|Place made||Australia: Victoria, Melbourne|
|Medium||figures: dry colour on composite lead; background: synthetic polymer paint on fibreglass reinforced polyester resin; modelling: paint, plaster over wood and wire with cloth, wood and metal|
|Measurement||Overall: 400 cm x 730 cm x 215 cm|
|On display||Main building: First World War Gallery: Western Front 1917|
The scene shown in this diorama is near a sunken road, “Fritz’s Folly”, mainly held by the Germans and taken and lost in some of the most difficult fighting of the war.
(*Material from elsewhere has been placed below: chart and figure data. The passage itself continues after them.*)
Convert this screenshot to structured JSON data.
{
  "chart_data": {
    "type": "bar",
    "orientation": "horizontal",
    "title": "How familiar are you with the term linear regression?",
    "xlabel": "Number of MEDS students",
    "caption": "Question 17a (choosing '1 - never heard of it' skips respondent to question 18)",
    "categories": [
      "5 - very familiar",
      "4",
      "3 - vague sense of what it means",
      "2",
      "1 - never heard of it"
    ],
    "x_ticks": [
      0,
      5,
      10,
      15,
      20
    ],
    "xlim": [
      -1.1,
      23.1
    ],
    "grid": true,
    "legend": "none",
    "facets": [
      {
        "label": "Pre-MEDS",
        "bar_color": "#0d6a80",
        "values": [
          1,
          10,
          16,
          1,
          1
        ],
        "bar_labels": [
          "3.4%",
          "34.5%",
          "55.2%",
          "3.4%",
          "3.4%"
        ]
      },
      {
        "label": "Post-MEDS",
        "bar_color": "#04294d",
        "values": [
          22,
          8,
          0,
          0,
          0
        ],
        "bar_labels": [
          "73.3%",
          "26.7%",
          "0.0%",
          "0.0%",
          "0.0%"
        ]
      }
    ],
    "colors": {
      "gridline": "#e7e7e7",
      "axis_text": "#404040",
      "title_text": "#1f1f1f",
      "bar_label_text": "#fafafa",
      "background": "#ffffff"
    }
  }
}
It illustrates the appalling conditions in which both sides lived and fought on the Somme during the dreadful winter of 1916-17. The constant bombardments of the summer and autumn had pulverised the soil and the abnormal rainfalls which ushered in the winter reduced it to mud, almost impassable until duckboard tracks were eventually laid. The scene in this trench is typical. It shows a man carrying a duckboard to floor the trench, the arrival of rations, a man taking precautions against trench feet, a Lewis gun post, sentries standing-to, and a derelict tank bogged in the mud. The diorama re-creates the general air of exhaustion and depression that permeated life in this environment. Louis McCubbin painted the original figures, background and modelling. Figures were cast into metal in 1931. The background was repainted by George Browning in 1968 and retouched by Don Evans in 1990-91.